Death Valley Park Ranger Roberto Mendez poses next to the thermometer at Furnace Creek Visitor Center. (NPS photo)

Desert dwellers in the southwestern U.S. see temperatures topping 120 degrees as a reason to hunker down indoors and turn up the air conditioning.

But some tourists welcome it as a bucket-list opportunity to experience Death Valley -- the hottest place in America.

Many will get their chance in the days ahead as a vicious heatwave bakes parts of Arizona, California and Nevada.

Death Valley National Park reached its first 120-degree day of the year Saturday, and temperatures could creep toward 125 or higher by Tuesday as the sweltering system envelopes much of the region.

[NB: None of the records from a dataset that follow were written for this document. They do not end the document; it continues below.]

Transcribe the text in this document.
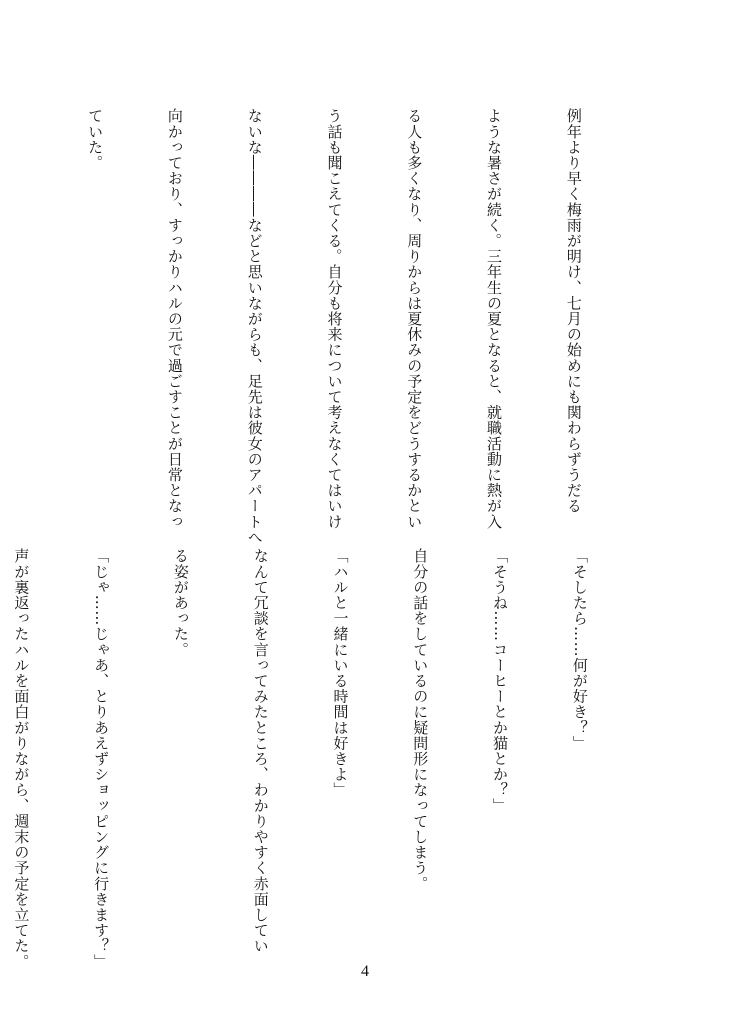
例年より早く梅雨が明け、七月の始めにも関わらずうだる

ような暑さが続く。三年生の夏となると、就職活動に熱が入

る人も多くなり、周りからは夏休みの予定をどうするかとい

う話も聞こえてくる。自分も将来について考えなくてはいけ

ないな――――などと思いながらも、足先は彼女のアパートへ

向かっており、すっかりハルの元で過ごすことが日常となっ

ていた。

「そしたら……何が好き？」

「そうね……コーヒーとか猫とか？」

自分の話をしているのに疑問形になってしまう。

「ハルと一緒にいる時間は好きよ」

なんて冗談を言ってみたところ、わかりやすく赤面してい

る姿があった。

「じゃ……じゃあ、とりあえずショッピングに行きます？」

声が裏返ったハルを面白がりながら、週末の予定を立てた。

4
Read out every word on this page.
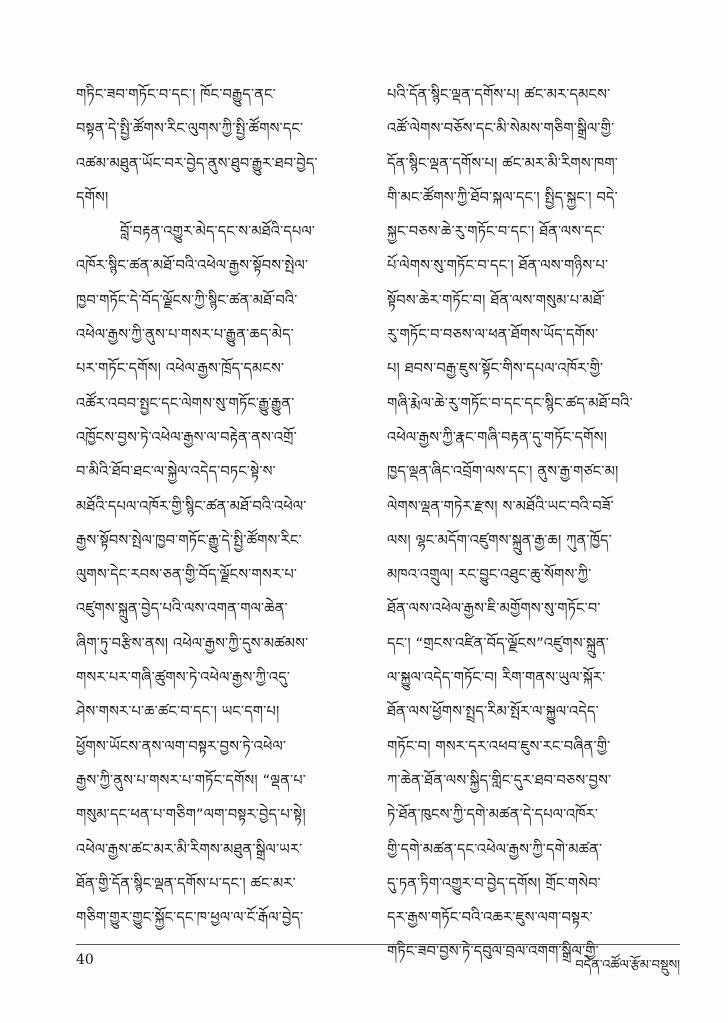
གཏིང་ཟབ་གཏོང་བ་དང་། ཁོང་བརྒྱུད་ནང་
བསྟན་དེ་སྤྱི་ཚོགས་རིང་ལུགས་ཀྱི་སྤྱི་ཚོགས་དང་
འཚམ་མཐུན་ཡོང་བར་བྱེད་ནུས་ཐུབ་རྒྱུར་ཐབ་བྱེད་
དགོས།
བློ་བརྟན་འགྱུར་མེད་དང་ས་མཐོའི་དཔལ་
འཁོར་སྙིང་ཚན་མཐོ་བའི་འཕེལ་རྒྱས་སྟོབས་སྤེལ་
ཁྱབ་གཏོང་དེ་བོད་ལྗོངས་ཀྱི་སྙིང་ཚན་མཐོ་བའི་
འཕེལ་རྒྱས་ཀྱི་ནུས་པ་གསར་པ་རྒྱུན་ཆད་མེད་
པར་གཏོང་དགོས། འཕེལ་རྒྱས་ཁྲོད་དམངས་
འཚོར་འབབ་སྤྱང་དང་ལེགས་སུ་གཏོང་རྒྱུ་རྒྱུན་
འཁྱོངས་བྱས་ཏེ་འཕེལ་རྒྱས་ལ་བརྟེན་ནས་འགྲོ་
བ་མིའི་ཐོབ་ཐང་ལ་སྐྱེལ་འདེད་བཏང་སྟེ་ས་
མཐོའི་དཔལ་འཁོར་གྱི་སྙིང་ཚན་མཐོ་བའི་འཕེལ་
རྒྱས་སྟོབས་སྤེལ་ཁྱབ་གཏོང་རྒྱུ་དེ་སྤྱི་ཚོགས་རིང་
ལུགས་དེང་རབས་ཅན་གྱི་བོད་ལྗོངས་གསར་པ་
འཛུགས་སྐྲུན་བྱེད་པའི་ལས་འགན་གལ་ཆེན་
ཞིག་ཏུ་བརྩིས་ནས། འཕེལ་རྒྱས་ཀྱི་དུས་མཚམས་
གསར་པར་གཞི་ཚུགས་ཏེ་འཕེལ་རྒྱས་ཀྱི་འདུ་
ཤེས་གསར་པ་ཆ་ཚང་བ་དང་། ཡང་དག་པ།
ཕྱོགས་ཡོངས་ནས་ལག་བསྟར་བྱས་ཏེ་འཕེལ་
རྒྱས་ཀྱི་ནུས་པ་གསར་པ་གཏོང་དགོས། “ལྡན་པ་
གསུམ་དང་ཕན་པ་གཅིག”ལག་བསྟར་བྱེད་པ་སྟེ།
འཕེལ་རྒྱས་ཚང་མར་མི་རིགས་མཐུན་སྒྲིལ་ཡར་
ཐོན་གྱི་དོན་སྙིང་ལྡན་དགོས་པ་དང་། ཚང་མར་
གཅིག་གྱུར་གྱུང་སྐྱོང་དང་ཁ་ཕྱལ་ལ་ངོ་རྒོལ་བྱེད་
པའི་དོན་སྙིང་ལྡན་དགོས་པ། ཚང་མར་དམངས་
འཚོ་ལེགས་བཅོས་དང་མི་སེམས་གཅིག་སྒྲིལ་གྱི་
དོན་སྙིང་ལྡན་དགོས་པ། ཚང་མར་མི་རིགས་ཁག་
གི་མང་ཚོགས་ཀྱི་ཐོབ་སྐལ་དང་། སྤྱིད་སྐྱང་། བདེ་
སྐྱང་བཅས་ཆེ་རུ་གཏོང་བ་དང་། ཐོན་ལས་དང་
པོ་ལེགས་སུ་གཏོང་བ་དང་། ཐོན་ལས་གཉིས་པ་
སྟོབས་ཆེར་གཏོང་བ། ཐོན་ལས་གསུམ་པ་མཐོ་
རུ་གཏོང་བ་བཅས་ལ་ཕན་ཐོགས་ཡོད་དགོས་
པ། ཐབས་བརྒྱ་ཇུས་སྟོང་གིས་དཔལ་འཁོར་གྱི་
གཞི་རྨེལ་ཆེ་རུ་གཏོང་བ་དང་དང་སྙིང་ཚད་མཐོ་བའི་
འཕེལ་རྒྱས་ཀྱི་རྣང་གཞི་བརྟན་དུ་གཏོང་དགོས།
ཁྱད་ལྡན་ཞིང་འབྲོག་ལས་དང་། ནུས་རྒྱ་གཙང་མ།
ལེགས་ལྡན་གཏེར་རྫས། ས་མཐོའི་ཡང་བའི་བཟོ་
ལས། ལྷང་མདོག་འཛུགས་སྐྲུན་རྒྱ་ཆ། ཀུན་ཁྱོད་
མཁའ་འགྲུལ། རང་བྱུང་འཐུང་ཆུ་སོགས་ཀྱི་
ཐོན་ལས་འཕེལ་རྒྱས་ཇི་མགྱོགས་སུ་གཏོང་བ་
དང་། “གྲངས་འཛིན་བོད་ལྗོངས”འཛུགས་སྐྲུན་
ལ་སྐྱུལ་འདེད་གཏོང་བ། རིག་གནས་ཡུལ་སྐོར་
ཐོན་ལས་ཕྱོགས་སྤྲད་རིམ་སྤོར་ལ་སྐྱུལ་འདེད་
གཏོང་བ། གསར་དར་འཕབ་ཇུས་རང་བཞིན་གྱི་
ཀ་ཆེན་ཐོན་ལས་སྐྱིད་གླིང་དུར་ཐབ་བཅས་བྱས་
ཏེ་ཐོན་ཁུངས་ཀྱི་དགེ་མཚན་དེ་དཔལ་འཁོར་
གྱི་དགེ་མཚན་དང་འཕེལ་རྒྱས་ཀྱི་དགེ་མཚན་
དུ་ཏན་ཏིག་འགྱུར་བ་བྱེད་དགོས། གྲོང་གསེབ་
དར་རྒྱས་གཏོང་བའི་འཆར་ཇུས་ལག་བསྟར་
གཏིང་ཟབ་བྱས་ཏེ་དབུལ་བྲལ་འགག་སྒྲིལ་གྱི་
40	བདེན་འཚོལ་རྩོམ་བསྡུས།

This week’s highest temperature, 126° F, is predicted on Tuesday’s solstice, which is the first day of summer.

Officials warned of excessive heat across southern portions of Arizona and Nevada, and throughout the 450-mile length of California's Central Valley.

Officials are concerned about park visitors, many of whom are from cooler countries. The summer edition of the park’s newspaper includes heat safety information in German, French and Italian. Rangers have already responded to multiple heat-related medical calls this season.

Earlier in June, a woman required ambulance transportation to a hospital because of third-degree burns on her feet. She had lost her sandals in Mesquite Flat Sand Dunes and walked about a half mile on the hot sand. The temperature of the sand was not recorded, but touching a 120-degree surface for more than five minutes can cause burns of that severity. Ground temperatures are generally significantly higher than official temperatures, which are recorded about 4 feet off the ground in the shade. Ground temperatures over 200 degrees have been measured in Death Valley. To put that in perspective, 160 degrees is sufficient to cook meat.

In spite of the heat – or perhaps because of the heat – large numbers of people visit Death Valley National Park in the summer. In recent years, more than 100,000 people have visited the park each summer month.

Park rangers recommend that visitors not stray from their air conditioned vehicles for more than 15 minutes, avoid activity in the middle of the day, wear a hat and sunscreen, drink plenty of water, and remember eat light meals or snacks, even if they don’t feel hungry. Park rangers suggest that people spend more time at higher (and cooler) sites in the park, such as Dantes View.